Coding is a skill. Just like any other skill, it feels very challenging until you get the hang of it. The best part is – you need to get the hang only once, with only one language. After that, learning other programming languages gets much easier. How to avoid the most common pitfalls and get the hang of your first programming language quickly? Read on.
It doesn’t matter which language you start with. Yes, some are easier than the others. But the choice is upto you – depending on whether you’re a computer science student with “programming” in your curriculum, or an employee wanting to switch to a coding career, or a business owner willing to gain some coding skills, the language you start with entirely depends on what your goals are. If you haven’t started on anything yet, I would suggest HTML & CSS (despite the argument that they are not really “programming” languages). Here’s why. But otherwise, let’s assume that you’ve already picked your language and started on your learning journey.
Every code-newbie I’ve mentored has made at least one of the three mistakes below:
1. Wanting to remember all the syntax throughout
The one thing that slows down almost every sincere learner is the overwhelming amount of terms / commands to learn and remember. If terms aren’t enough, you also need to remember special characters like semicolon, backslash, forward slash, dot, single quotes, double quotes, curly braces and which one to use where – all this known as “syntax”. And because our education system expects us to”remember” everything and reproduce in our exams, sadly we believe that if we can’t remember it all, we’re bad at coding. That’s wrong!

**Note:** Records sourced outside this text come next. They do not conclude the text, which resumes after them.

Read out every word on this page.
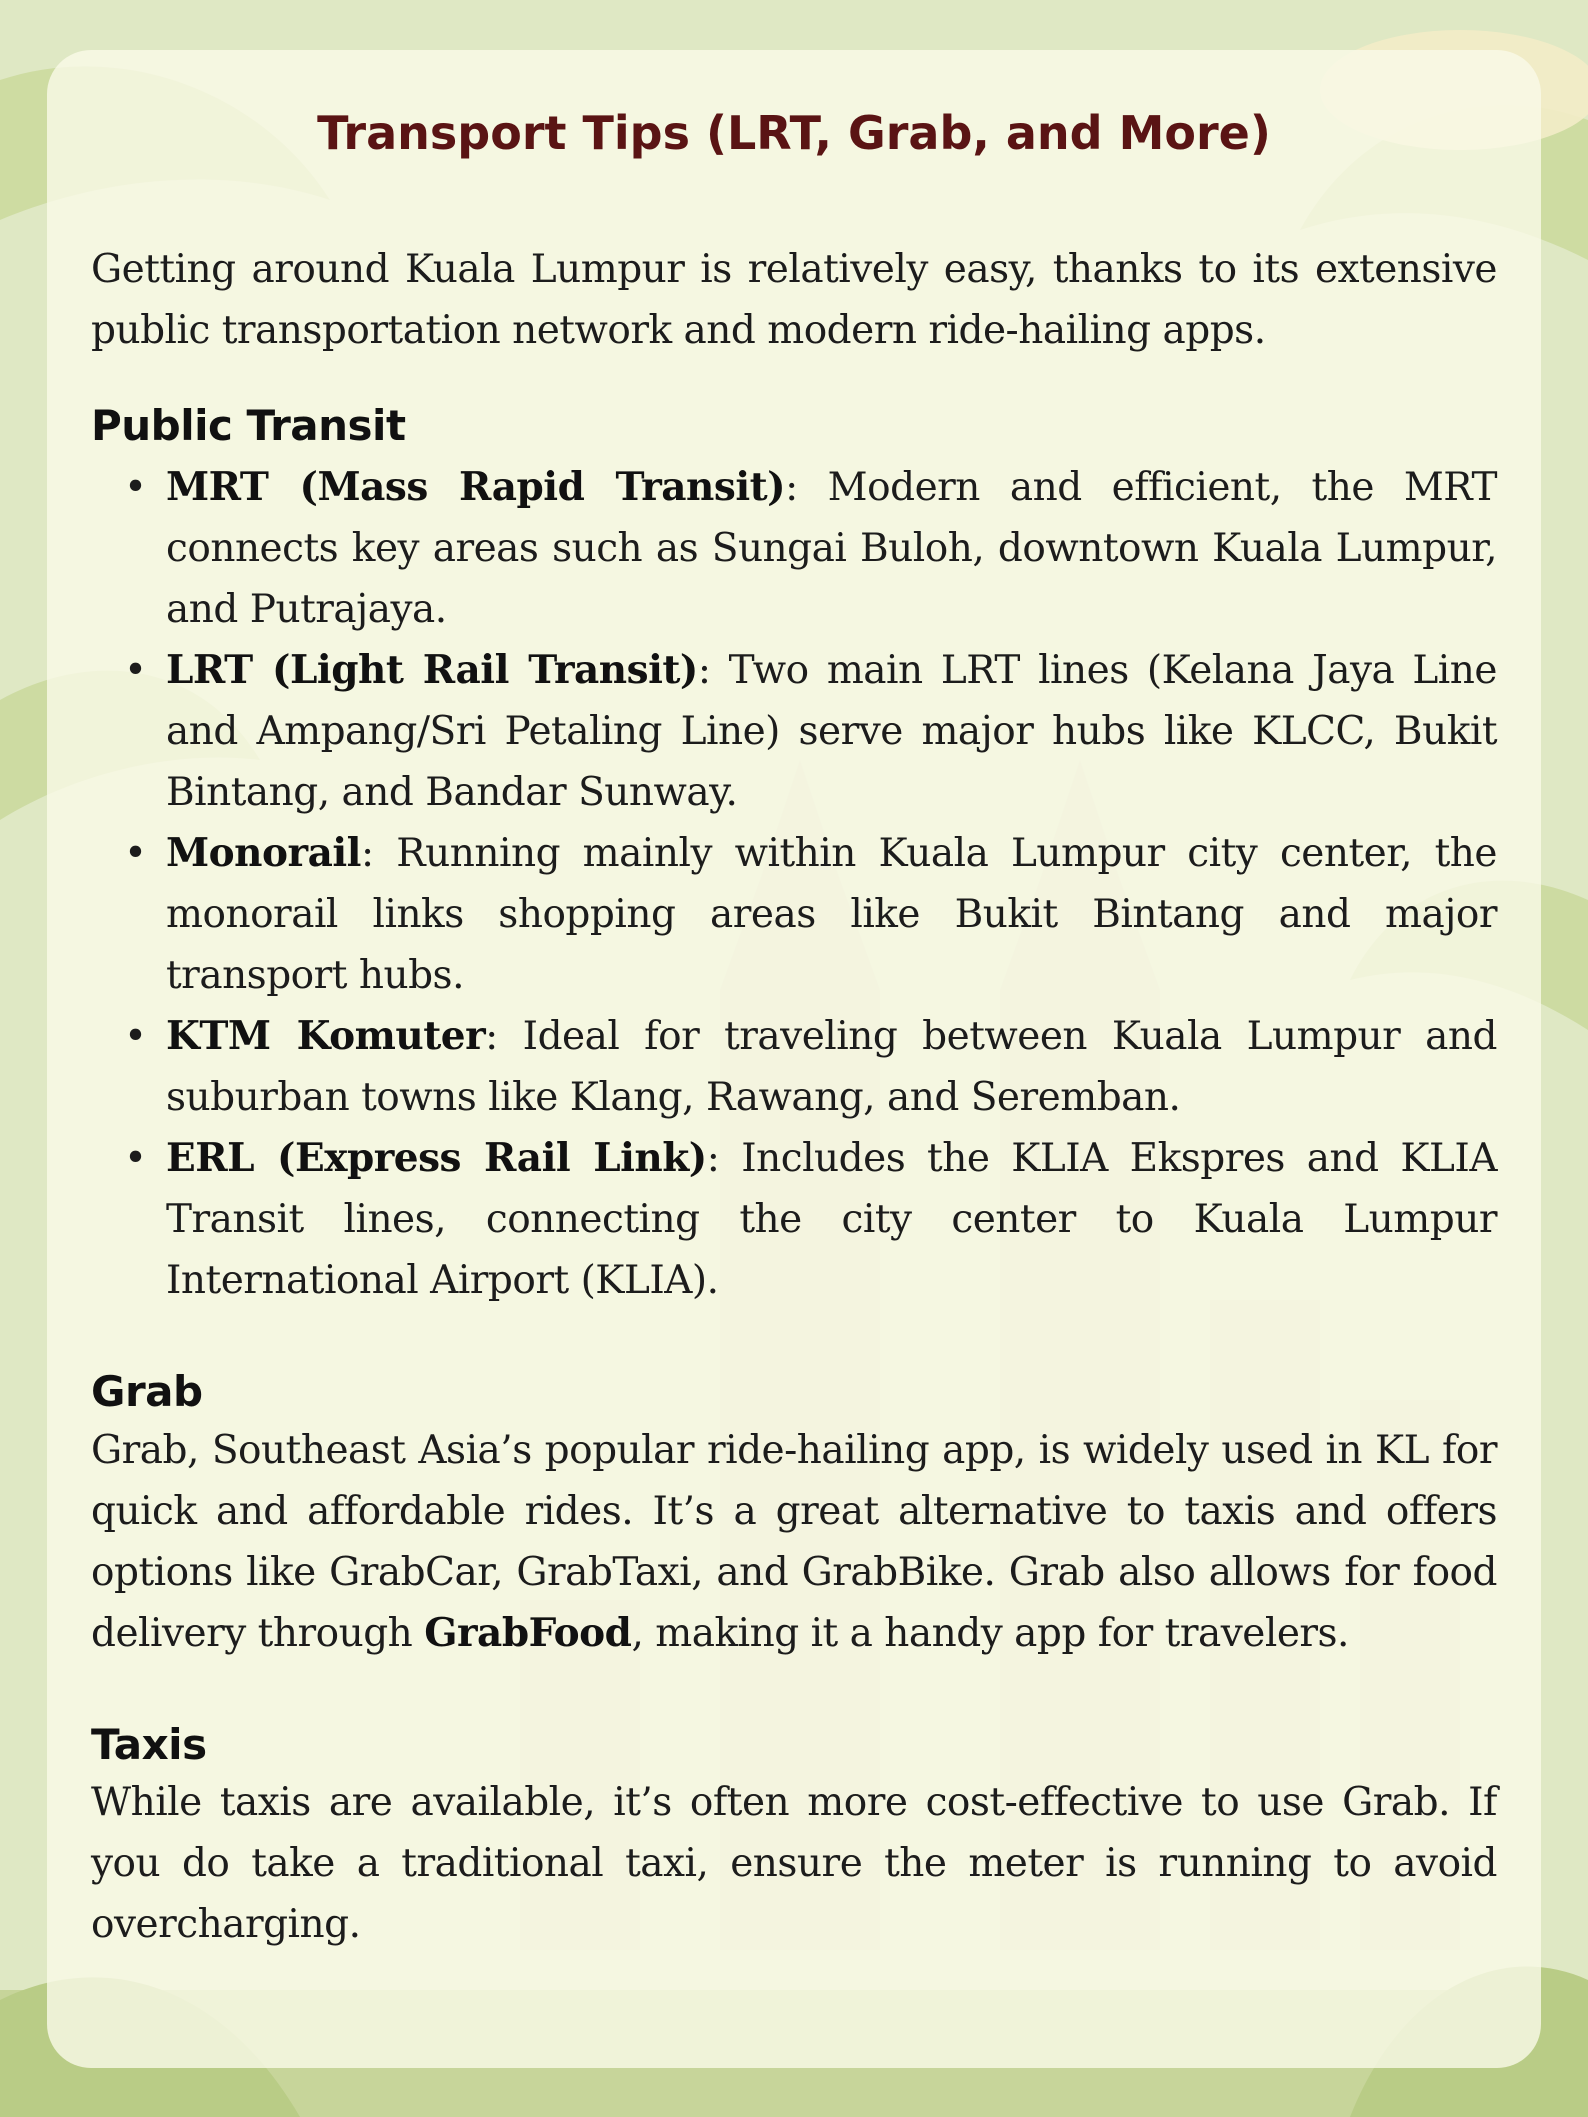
Transport Tips (LRT, Grab, and More)

Getting around Kuala Lumpur is relatively easy, thanks to its extensive public transportation network and modern ride-hailing apps.

Public Transit
• MRT (Mass Rapid Transit): Modern and efficient, the MRT connects key areas such as Sungai Buloh, downtown Kuala Lumpur, and Putrajaya.
• LRT (Light Rail Transit): Two main LRT lines (Kelana Jaya Line and Ampang/Sri Petaling Line) serve major hubs like KLCC, Bukit Bintang, and Bandar Sunway.
• Monorail: Running mainly within Kuala Lumpur city center, the monorail links shopping areas like Bukit Bintang and major transport hubs.
• KTM Komuter: Ideal for traveling between Kuala Lumpur and suburban towns like Klang, Rawang, and Seremban.
• ERL (Express Rail Link): Includes the KLIA Ekspres and KLIA Transit lines, connecting the city center to Kuala Lumpur International Airport (KLIA).
Grab

Grab, Southeast Asia’s popular ride-hailing app, is widely used in KL for quick and affordable rides. It’s a great alternative to taxis and offers options like GrabCar, GrabTaxi, and GrabBike. Grab also allows for food delivery through GrabFood, making it a handy app for travelers.

Taxis

While taxis are available, it’s often more cost-effective to use Grab. If you do take a traditional taxi, ensure the meter is running to avoid overcharging.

You don’t have to remember all the syntax of a language to become a great coder!
I’m not saying “don’t remember”. I’m just saying “you don’t need to”. If you are gifted with great memory, please go ahead – it definitely saves your time. But trying to remember it all slows you down. It’s not necessary. In fact, you don’t even have to remember 10% of the commands/syntax of a language to master it. As unbelievable as this sounds, it’s true. So instead of investing your energy into memorizing this stuff, know where to look it up.
Coding is almost like writing an “open-book” exam, where you’re allowed to take the subject book along with you to the exam hall and you can literally copy the answers. So the actual challenge is in finding the right answer! You should have read the book at least once to know the concepts and where to find them when you need. So, what I mean to say is, go through your complete tutorial or book or documentation at least once. Bookmark the important and most used topics or commands so that you can find them quickly when you need. And know that it’s TOTALLY OKAY to copy and paste!
I recommend creating “Cheat sheets” (you could call them notes), where you list down the commands, how to use them, where to use them etc., print this document and paste it on the wall in front of you while coding. When I initially gave this tip to a student of mine, he said he was uncomfortable using the phrase “Cheat sheet”, because he felt like he was cheating. He preferred to call it “Reference sheet” instead. But after 5 weeks of constant reinforcement that it’s okay to look up the commands and copy, he now codes much faster!
When you cannot make a reference list of everything, Google comes to your rescue.
2. Moving on to complex concepts without practicing simpler ones
“Practice, practice, practice” – I’m sure you’ve heard this many times already. But how do you practice and how do you know if it’s enough before proceeding further? No tutorial or course can give you enough practice exercises. When you learn a concept through one problem in your tutorial, you might feel “Oh I got this!”. The moment you’re given an entirely new problem, you’re blank! Feels familiar? This happens to everyone. So before you tell yourself “I got this”, validate it with at least three more exercises:
1. Pick a slightly different variation of the same problem
2. Find and solve a slightly more complex exercise
3. Give yourself a problem that needs a combination of two concepts to solve. For example, you might be learning loops – let’s say “for” loop. Check for exercises that involve “if else” condition along with “for”. That way, two concepts are strengthened.
Now you might ask, where I do find these practice exercises? There are loads of them all over the Internet. Strengthen your “googling” skills by looking out for them. You need to master this skill someday anyway. (Not kidding)
So for every concept, a minimum of 3 more problems will strengthen your foundation.
3. Losing the flow
Let’s say, you are learning and practicing for 2-3 hours every day and you have a feeling of continuity – you feel the momentum! For some reason, you don’t sit down to practice for next two days. After that, when you get back – you’ve lost the flow! You feel you’ve learnt nothing. A two-day break won’t affect an experienced coder, but to get there, you need to make an effort to keep it continuous.
The trick is to practice EVERY DAY. Even if you have just FIVE minutes in hand, recall all that you did previous day and that’s it. The momentum is maintained. Otherwise, you’ve moved back two days in time because you feel you have forgotten all the concepts, and now you have to go back and redo all that to regain confidence.
Most important of all is to know that there are ups and downs all through the journey. Don’t let anything make you feel less capable. You got this!